Now, the important bit here is that the method returns the corrected
crc _of a Packet_.  That's it, it actually operates on a Packet value.
This Packet value gets implicitly passed as an argument whenever a
method is invoked.

We can visualize this with the following "pseudo Poke":

,----
| method c_crc = (Packet SELF) int:
| {
|    return SELF.corrected_crc;
| }
`----

Fortunately, poke takes care to recognize when you are referring to
fields of this implicit struct value, and does The Right Thing(TM) for
you.  This includes calling other methods:

,----
| method foo = void: { ... }
| method bar = void:
| {
|  [...]
|  foo;
| }
`----

The corresponding "pseudo-poke" being:

,----
| method bar = (Packet SELF) void:
| {
|  [...]
|  SELF.foo ();
| }
`----

It is also possible to define methods that modify the contents of
struct fields, no problem:

,----
| var packet_special = 0xff;
|
| type Packet =
|   struct
|   {
|     byte magic = 0xab;
|     byte size;
|     [...]
|
|     method set_size = (byte s) void:
|     {
|       if (s == 0)
|         size = packet_special;
|       else
|         size = s;
|     }
|   };
`----

This is what is commonly known as a "setter".  Note, incidentally, how
a method can also use regular variables.  The Poke compiler knows when
to generate a store in a normal variable such as `packet_special', and
when to generate a set to a SELF field.

A few restrictions
==================

Given the different nature of the variables, functions and methods,
there are a couple of restrictions:

- Functions can't set fields defined in the struct type.

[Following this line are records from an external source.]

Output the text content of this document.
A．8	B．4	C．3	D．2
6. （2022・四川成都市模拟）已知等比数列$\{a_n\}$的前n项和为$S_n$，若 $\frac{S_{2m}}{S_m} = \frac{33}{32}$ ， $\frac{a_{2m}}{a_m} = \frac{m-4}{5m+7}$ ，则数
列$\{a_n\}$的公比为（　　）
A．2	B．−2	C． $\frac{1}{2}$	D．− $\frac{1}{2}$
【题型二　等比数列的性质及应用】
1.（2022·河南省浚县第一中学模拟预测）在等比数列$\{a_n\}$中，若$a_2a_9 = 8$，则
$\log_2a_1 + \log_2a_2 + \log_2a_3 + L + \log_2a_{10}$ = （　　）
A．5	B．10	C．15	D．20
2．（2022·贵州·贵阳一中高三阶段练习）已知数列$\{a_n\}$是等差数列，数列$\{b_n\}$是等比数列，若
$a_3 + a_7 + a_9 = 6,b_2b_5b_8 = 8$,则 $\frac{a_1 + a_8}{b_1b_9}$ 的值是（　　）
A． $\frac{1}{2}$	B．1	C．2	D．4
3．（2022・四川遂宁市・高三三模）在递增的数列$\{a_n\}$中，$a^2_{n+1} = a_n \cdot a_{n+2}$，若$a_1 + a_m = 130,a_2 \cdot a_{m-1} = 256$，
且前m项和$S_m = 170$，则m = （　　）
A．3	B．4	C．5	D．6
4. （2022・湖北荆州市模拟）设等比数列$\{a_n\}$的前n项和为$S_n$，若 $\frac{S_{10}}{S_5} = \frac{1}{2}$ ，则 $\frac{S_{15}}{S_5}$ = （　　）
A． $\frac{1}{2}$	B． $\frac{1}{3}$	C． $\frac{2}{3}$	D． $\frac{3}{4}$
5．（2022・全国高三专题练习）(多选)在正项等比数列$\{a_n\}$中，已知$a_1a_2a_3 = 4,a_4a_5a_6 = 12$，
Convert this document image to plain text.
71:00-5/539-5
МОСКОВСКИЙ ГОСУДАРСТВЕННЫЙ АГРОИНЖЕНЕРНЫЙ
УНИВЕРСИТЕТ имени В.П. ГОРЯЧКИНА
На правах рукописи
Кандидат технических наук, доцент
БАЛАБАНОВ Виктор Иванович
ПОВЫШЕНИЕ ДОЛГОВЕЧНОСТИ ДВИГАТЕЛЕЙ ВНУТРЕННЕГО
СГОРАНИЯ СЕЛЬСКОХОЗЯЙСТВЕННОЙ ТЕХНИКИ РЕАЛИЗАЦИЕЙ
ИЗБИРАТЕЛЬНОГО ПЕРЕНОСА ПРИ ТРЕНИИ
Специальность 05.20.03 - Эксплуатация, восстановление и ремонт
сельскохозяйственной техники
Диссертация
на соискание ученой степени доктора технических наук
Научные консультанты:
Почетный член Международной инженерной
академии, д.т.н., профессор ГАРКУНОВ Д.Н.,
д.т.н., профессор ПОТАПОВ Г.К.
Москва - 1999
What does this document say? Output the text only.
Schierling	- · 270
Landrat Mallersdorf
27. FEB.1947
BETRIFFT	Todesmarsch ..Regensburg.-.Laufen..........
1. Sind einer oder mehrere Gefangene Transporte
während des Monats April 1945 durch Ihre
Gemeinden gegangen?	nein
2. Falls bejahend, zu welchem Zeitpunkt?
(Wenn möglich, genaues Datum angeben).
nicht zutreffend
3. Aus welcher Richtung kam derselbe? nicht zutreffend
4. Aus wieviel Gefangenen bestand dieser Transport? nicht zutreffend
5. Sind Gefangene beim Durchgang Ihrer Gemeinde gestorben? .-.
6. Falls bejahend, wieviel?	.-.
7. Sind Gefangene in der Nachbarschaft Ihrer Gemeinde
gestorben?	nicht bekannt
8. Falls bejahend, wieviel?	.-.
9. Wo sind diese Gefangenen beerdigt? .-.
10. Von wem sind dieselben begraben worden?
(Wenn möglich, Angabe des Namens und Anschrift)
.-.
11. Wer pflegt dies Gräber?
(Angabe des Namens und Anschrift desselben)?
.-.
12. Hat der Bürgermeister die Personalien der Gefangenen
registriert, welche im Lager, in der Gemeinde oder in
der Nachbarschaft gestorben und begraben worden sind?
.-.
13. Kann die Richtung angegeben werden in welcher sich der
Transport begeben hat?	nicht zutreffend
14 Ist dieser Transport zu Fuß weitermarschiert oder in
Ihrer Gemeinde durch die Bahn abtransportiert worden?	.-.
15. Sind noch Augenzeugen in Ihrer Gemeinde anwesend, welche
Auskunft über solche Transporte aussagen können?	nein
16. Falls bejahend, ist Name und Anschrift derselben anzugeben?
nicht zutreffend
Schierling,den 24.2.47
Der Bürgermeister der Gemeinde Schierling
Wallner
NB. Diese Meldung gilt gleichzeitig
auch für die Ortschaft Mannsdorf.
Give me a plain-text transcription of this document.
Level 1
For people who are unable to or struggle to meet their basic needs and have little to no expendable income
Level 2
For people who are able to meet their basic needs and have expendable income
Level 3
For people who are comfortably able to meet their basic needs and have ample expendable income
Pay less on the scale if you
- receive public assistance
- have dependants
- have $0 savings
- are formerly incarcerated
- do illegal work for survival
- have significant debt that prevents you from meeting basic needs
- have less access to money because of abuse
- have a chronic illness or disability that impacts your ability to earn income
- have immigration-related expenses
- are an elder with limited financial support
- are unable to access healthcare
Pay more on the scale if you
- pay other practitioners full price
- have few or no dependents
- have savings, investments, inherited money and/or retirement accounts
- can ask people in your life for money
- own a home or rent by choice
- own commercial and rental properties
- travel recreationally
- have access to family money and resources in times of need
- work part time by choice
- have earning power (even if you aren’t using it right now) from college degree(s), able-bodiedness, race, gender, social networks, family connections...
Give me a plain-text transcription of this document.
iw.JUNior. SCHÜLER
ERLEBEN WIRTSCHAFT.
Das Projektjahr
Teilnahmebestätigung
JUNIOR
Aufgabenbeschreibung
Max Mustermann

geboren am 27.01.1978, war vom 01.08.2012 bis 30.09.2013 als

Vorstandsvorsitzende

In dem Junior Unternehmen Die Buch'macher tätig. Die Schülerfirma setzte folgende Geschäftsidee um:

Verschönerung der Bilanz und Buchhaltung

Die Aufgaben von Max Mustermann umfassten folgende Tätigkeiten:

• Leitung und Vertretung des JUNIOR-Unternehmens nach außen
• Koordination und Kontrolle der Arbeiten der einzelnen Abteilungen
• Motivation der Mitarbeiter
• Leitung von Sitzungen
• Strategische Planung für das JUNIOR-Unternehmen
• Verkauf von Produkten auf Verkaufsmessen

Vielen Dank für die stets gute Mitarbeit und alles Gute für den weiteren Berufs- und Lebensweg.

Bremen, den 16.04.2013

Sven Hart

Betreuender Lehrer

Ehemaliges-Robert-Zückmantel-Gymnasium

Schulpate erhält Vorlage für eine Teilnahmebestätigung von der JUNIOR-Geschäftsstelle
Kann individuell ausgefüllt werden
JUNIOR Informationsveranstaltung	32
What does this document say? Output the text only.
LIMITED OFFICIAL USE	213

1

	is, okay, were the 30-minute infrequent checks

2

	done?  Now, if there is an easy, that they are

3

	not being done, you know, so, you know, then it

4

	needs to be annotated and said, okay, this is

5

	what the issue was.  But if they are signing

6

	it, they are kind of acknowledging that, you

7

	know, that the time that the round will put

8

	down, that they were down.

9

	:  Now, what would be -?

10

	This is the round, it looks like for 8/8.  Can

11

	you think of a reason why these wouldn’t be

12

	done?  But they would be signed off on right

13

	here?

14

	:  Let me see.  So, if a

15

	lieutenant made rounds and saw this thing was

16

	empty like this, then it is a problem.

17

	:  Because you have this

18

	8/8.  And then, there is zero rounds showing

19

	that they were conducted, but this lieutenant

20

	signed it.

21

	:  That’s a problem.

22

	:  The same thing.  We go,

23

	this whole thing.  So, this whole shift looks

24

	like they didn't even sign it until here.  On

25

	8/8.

This will be rejected by the compiler:

,----
| type Foo =
|   struct
|   {
|      int field;
|      fun wrong = void: { field = 10; }
|   };
`----

Remember the construction/mapping process.  When a function
accesses a field of the struct type like in the example above, it
is not doing one of these pseudo `SELF.field = 10'.  Instead, it
is simply updating the value of the local created in this step in
Foo_mapper:

,----
| Foo_mapper:
|
|  . Map an int, put it in a local `field'.
|  . [...]
`----

Setting that local would impact the mapping of the subsequent fields
if they refer to `field' (for example, in their constraint
expression) but it wouldn't actually alter the value of the field
`field' in the struct value that is created and returned from the
mapper!

This is very confusing, so we just disallow this with a compiler
error "invalid assignment to struct field", for your own sanity 8-)

- Methods can't be used in field constraint expressions, nor in
variables or functions defined in a struct type.

How could they be?  The field constraint expressions, the
initialization expressions of variables, and the functions defined
in struct types are all executed as part of the mapper/constructor
and, at that time, there is no struct value yet to pass to the
method.

If you try to do this, the compiler will greet you with an "invalid
reference to struct method" message.